Blick auf Glengarriff Harbour und Telefonierende aus der Lobby des Eccles Hotel, Glengarriff

Wie kurz oder wie lang sind acht, neun Jahrzehnte? Zu kurz für viele Iren und Engländer, um entspannt und souverän miteinander umzugehen. Zu kurz, um die eigene Geschichte in ihrer Gesamtheit anzunehmen. Ein kleines Beispiel aus dem Alltag in Irland, wie Zeit alte Wunden nur ganz, ganz langsam heilt – 88 Jahre nach dem Unabhängigkeitskrieg.

Glengarriff, das Dorf am Fuß der Caha Mountains in West Cork, hat einen erstklassigen Ruf als Ferienort mit langer Tradition. Tatsächlich wurde Glengarriff vor mehr als 200 Jahren als touristische Destination gegründet, als die Landlords von Bantry House im Jahr 1789 für ihre Gäste in malerischer Landschaft ein kleines Hotel errichteten. Das Bantry Arms Hotel wurde später zum Eccles Hotel, einem der heute ältesten und bekanntesten Hotels der Insel.
Ein Schlösschen und eine Jagd-Lodge gesellten sich bald dazu, im 19. Jahrhundert öffneten dann mehrere Luxushotels für die vornehmlich begüterten englischen Reisegruppen. Der Weg von Cork über Glengarriff nach Killarney wurde im viktorianischen Zeitalter zur beliebten Prinz-of-Wales-Route. Im Royal-Roches-Hotel, im Castle Hotel oder im Eccles übernachteten viele illustre Gäste, darunter auch Queen Victoria. All dies sind Stories und Stichworte, die Glengarriff eigentlich schmücken könnten.

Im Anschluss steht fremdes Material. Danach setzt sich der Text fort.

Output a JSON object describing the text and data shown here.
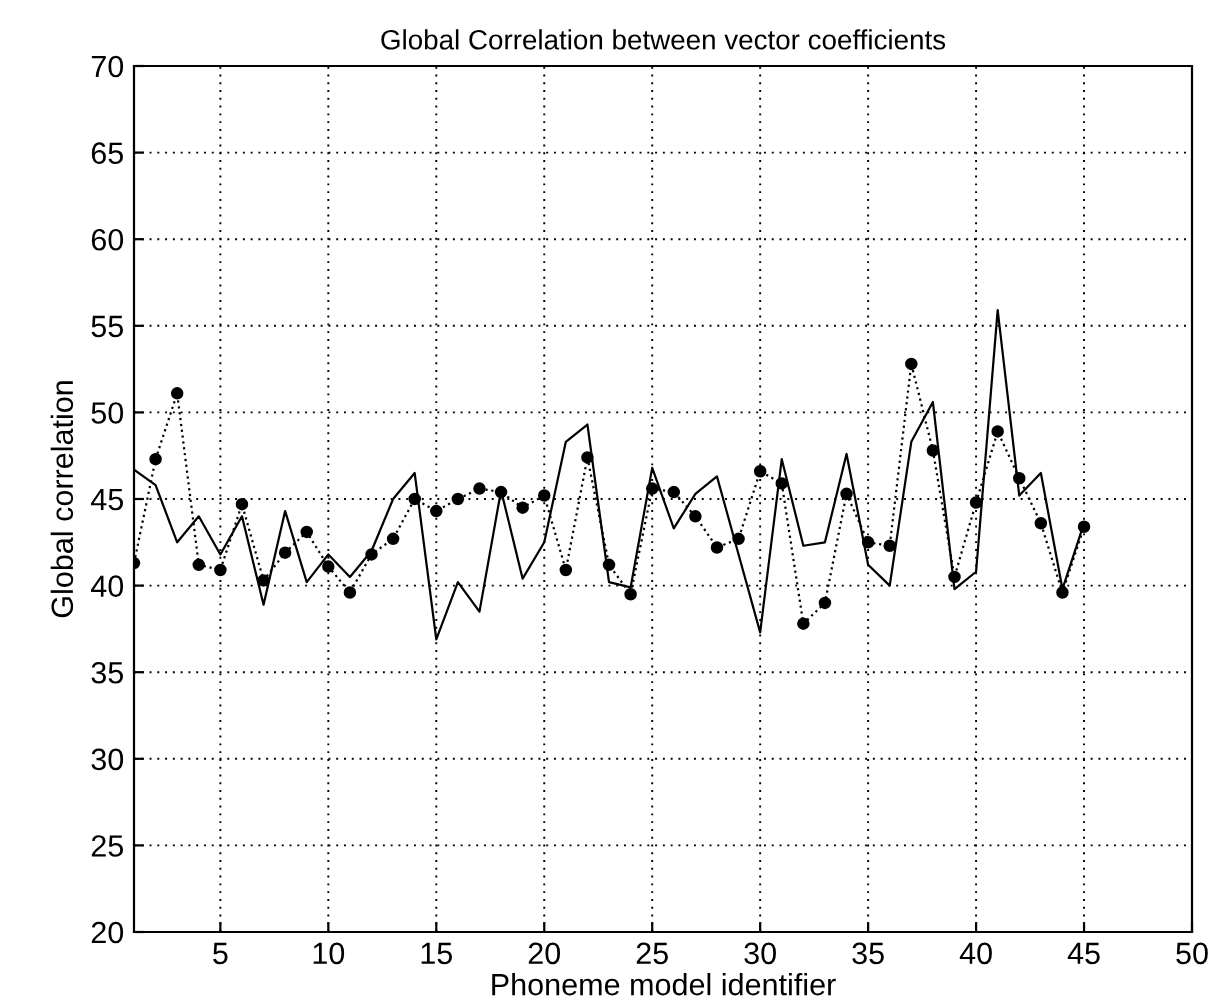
{
  "chart_data": {
    "type": "line",
    "title": "Global Correlation between vector coefficients",
    "xlabel": "Phoneme model identifier",
    "ylabel": "Global correlation",
    "x": [
      1,
      2,
      3,
      4,
      5,
      6,
      7,
      8,
      9,
      10,
      11,
      12,
      13,
      14,
      15,
      16,
      17,
      18,
      19,
      20,
      21,
      22,
      23,
      24,
      25,
      26,
      27,
      28,
      29,
      30,
      31,
      32,
      33,
      34,
      35,
      36,
      37,
      38,
      39,
      40,
      41,
      42,
      43,
      44,
      45
    ],
    "series": [
      {
        "color": "#000000",
        "line_style": "solid",
        "marker": "none",
        "values": [
          46.7,
          45.8,
          42.5,
          44,
          41.8,
          44,
          38.9,
          44.3,
          40.2,
          41.8,
          40.5,
          42,
          45,
          46.5,
          36.9,
          40.2,
          38.5,
          45.5,
          40.4,
          42.5,
          48.3,
          49.3,
          40.2,
          39.9,
          46.8,
          43.3,
          45.3,
          46.3,
          41.8,
          37.3,
          47.3,
          42.3,
          42.5,
          47.6,
          41.2,
          40,
          48.3,
          50.6,
          39.8,
          40.8,
          55.9,
          45.2,
          46.5,
          39.8,
          43.6
        ]
      },
      {
        "color": "#000000",
        "line_style": "dotted",
        "marker": "circle",
        "values": [
          41.3,
          47.3,
          51.1,
          41.2,
          40.9,
          44.7,
          40.3,
          41.9,
          43.1,
          41.1,
          39.6,
          41.8,
          42.7,
          45,
          44.3,
          45,
          45.6,
          45.4,
          44.5,
          45.2,
          40.9,
          47.4,
          41.2,
          39.5,
          45.6,
          45.4,
          44,
          42.2,
          42.7,
          46.6,
          45.9,
          37.8,
          39,
          45.3,
          42.5,
          42.3,
          52.8,
          47.8,
          40.5,
          44.8,
          48.9,
          46.2,
          43.6,
          39.6,
          43.4
        ]
      }
    ],
    "xlim": [
      1,
      50
    ],
    "xticks": [
      5,
      10,
      15,
      20,
      25,
      30,
      35,
      40,
      45,
      50
    ],
    "ylim": [
      20,
      70
    ],
    "yticks": [
      20,
      25,
      30,
      35,
      40,
      45,
      50,
      55,
      60,
      65,
      70
    ],
    "grid": true
  }
}
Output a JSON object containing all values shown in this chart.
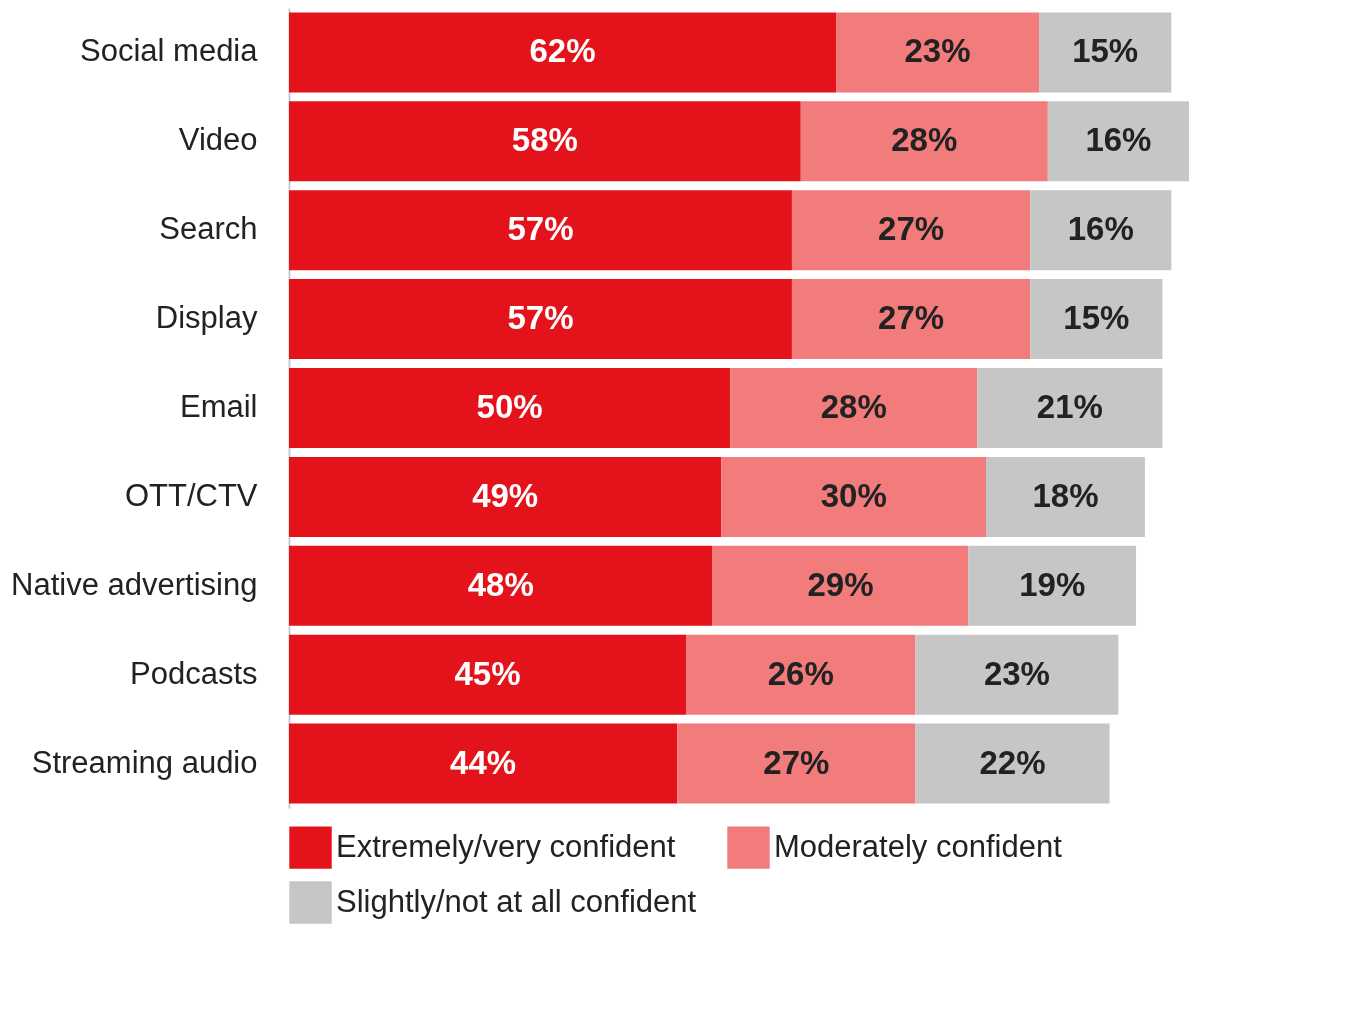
{
  "chart_data": {
    "type": "bar",
    "orientation": "horizontal",
    "stacked": true,
    "legend": "bottom",
    "categories": [
      "Social media",
      "Video",
      "Search",
      "Display",
      "Email",
      "OTT/CTV",
      "Native advertising",
      "Podcasts",
      "Streaming audio"
    ],
    "series": [
      {
        "name": "Extremely/very confident",
        "color": "#e3121b",
        "values": [
          62,
          58,
          57,
          57,
          50,
          49,
          48,
          45,
          44
        ],
        "value_labels": [
          "62%",
          "58%",
          "57%",
          "57%",
          "50%",
          "49%",
          "48%",
          "45%",
          "44%"
        ]
      },
      {
        "name": "Moderately confident",
        "color": "#f27b7b",
        "values": [
          23,
          28,
          27,
          27,
          28,
          30,
          29,
          26,
          27
        ],
        "value_labels": [
          "23%",
          "28%",
          "27%",
          "27%",
          "28%",
          "30%",
          "29%",
          "26%",
          "27%"
        ]
      },
      {
        "name": "Slightly/not at all confident",
        "color": "#c6c6c6",
        "values": [
          15,
          16,
          16,
          15,
          21,
          18,
          19,
          23,
          22
        ],
        "value_labels": [
          "15%",
          "16%",
          "16%",
          "15%",
          "21%",
          "18%",
          "19%",
          "23%",
          "22%"
        ]
      }
    ]
  }
}
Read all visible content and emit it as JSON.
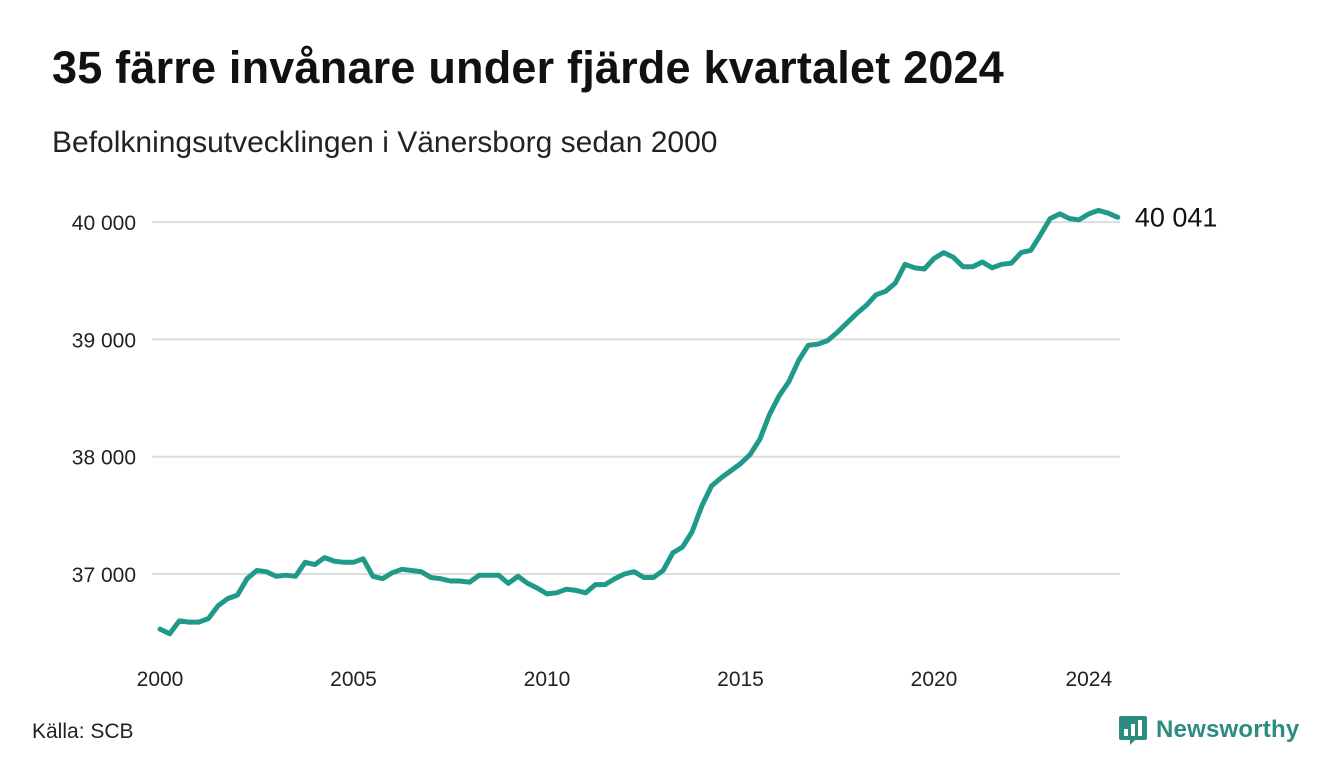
{
  "title": "35 färre invånare under fjärde kvartalet 2024",
  "subtitle": "Befolkningsutvecklingen i Vänersborg sedan 2000",
  "source": "Källa: SCB",
  "brand": {
    "name": "Newsworthy",
    "icon": "newsworthy-logo-icon",
    "color": "#2e8b7f"
  },
  "colors": {
    "line": "#1f9a88",
    "grid": "#dddddd",
    "axis_text": "#222222"
  },
  "chart_data": {
    "type": "line",
    "title": "35 färre invånare under fjärde kvartalet 2024",
    "subtitle": "Befolkningsutvecklingen i Vänersborg sedan 2000",
    "xlabel": "",
    "ylabel": "",
    "x_ticks": [
      2000,
      2005,
      2010,
      2015,
      2020,
      2024
    ],
    "x_tick_labels": [
      "2000",
      "2005",
      "2010",
      "2015",
      "2020",
      "2024"
    ],
    "y_ticks": [
      37000,
      38000,
      39000,
      40000
    ],
    "y_tick_labels": [
      "37 000",
      "38 000",
      "39 000",
      "40 000"
    ],
    "xlim": [
      2000.0,
      2024.75
    ],
    "ylim": [
      36400,
      40150
    ],
    "grid": "horizontal",
    "legend": "none",
    "end_label": "40 041",
    "series": [
      {
        "x": [
          2000.0,
          2000.25,
          2000.5,
          2000.75,
          2001.0,
          2001.25,
          2001.5,
          2001.75,
          2002.0,
          2002.25,
          2002.5,
          2002.75,
          2003.0,
          2003.25,
          2003.5,
          2003.75,
          2004.0,
          2004.25,
          2004.5,
          2004.75,
          2005.0,
          2005.25,
          2005.5,
          2005.75,
          2006.0,
          2006.25,
          2006.5,
          2006.75,
          2007.0,
          2007.25,
          2007.5,
          2007.75,
          2008.0,
          2008.25,
          2008.5,
          2008.75,
          2009.0,
          2009.25,
          2009.5,
          2009.75,
          2010.0,
          2010.25,
          2010.5,
          2010.75,
          2011.0,
          2011.25,
          2011.5,
          2011.75,
          2012.0,
          2012.25,
          2012.5,
          2012.75,
          2013.0,
          2013.25,
          2013.5,
          2013.75,
          2014.0,
          2014.25,
          2014.5,
          2014.75,
          2015.0,
          2015.25,
          2015.5,
          2015.75,
          2016.0,
          2016.25,
          2016.5,
          2016.75,
          2017.0,
          2017.25,
          2017.5,
          2017.75,
          2018.0,
          2018.25,
          2018.5,
          2018.75,
          2019.0,
          2019.25,
          2019.5,
          2019.75,
          2020.0,
          2020.25,
          2020.5,
          2020.75,
          2021.0,
          2021.25,
          2021.5,
          2021.75,
          2022.0,
          2022.25,
          2022.5,
          2022.75,
          2023.0,
          2023.25,
          2023.5,
          2023.75,
          2024.0,
          2024.25,
          2024.5,
          2024.75
        ],
        "y": [
          36530,
          36490,
          36600,
          36590,
          36590,
          36620,
          36730,
          36790,
          36820,
          36960,
          37030,
          37020,
          36980,
          36990,
          36980,
          37100,
          37080,
          37140,
          37110,
          37100,
          37100,
          37130,
          36980,
          36960,
          37010,
          37040,
          37030,
          37020,
          36970,
          36960,
          36940,
          36940,
          36930,
          36990,
          36990,
          36990,
          36920,
          36980,
          36920,
          36880,
          36830,
          36840,
          36870,
          36860,
          36840,
          36910,
          36910,
          36960,
          37000,
          37020,
          36970,
          36970,
          37030,
          37180,
          37230,
          37360,
          37580,
          37750,
          37820,
          37880,
          37940,
          38020,
          38150,
          38360,
          38520,
          38640,
          38820,
          38950,
          38960,
          38990,
          39060,
          39140,
          39220,
          39290,
          39380,
          39410,
          39480,
          39640,
          39610,
          39600,
          39690,
          39740,
          39700,
          39620,
          39620,
          39660,
          39610,
          39640,
          39650,
          39740,
          39760,
          39890,
          40030,
          40070,
          40030,
          40020,
          40070,
          40100,
          40076,
          40041
        ]
      }
    ]
  }
}
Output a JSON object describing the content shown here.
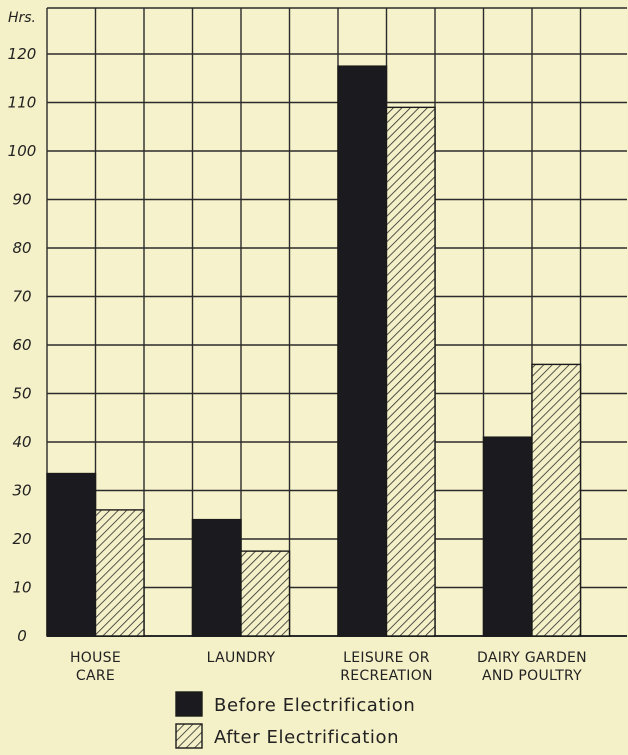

Vielen Iren bleibt diese Vergangenheit allerdings eine unangenehme, suspekte,lästige, da leidvolle. Sie verabscheuen den Bezug auf die alte anglo-irische Tradition. Sie wollen davon nichts wissen – hatten zu lange und zu sehr unter den englischen Besatzern und den Konflikten jener Zeit gelitten. Hinweise auf die große Tourismus-Tradition der Victorians in den Werbebroschüren Glengarriffs sucht man deshalb vergebens. Wo Ferienorte in anderen Ländern ihre reiche Geschichte und Tradition freudig öffentlich feiern, da schweigen irische Ferienziele lieber oder begnügen sich mit ein paar unverfänglichen Allgemeinplätzen. Die Geschichte beginnt am besten erst 1960.
Es werden wohl noch Jahrzehnte vergehen, bis alle persönlichen und an die Kinder weitergegebenen Erinnerungen verweht sind und der Weg für das kollektive Erinnern und Akzeptieren frei wird.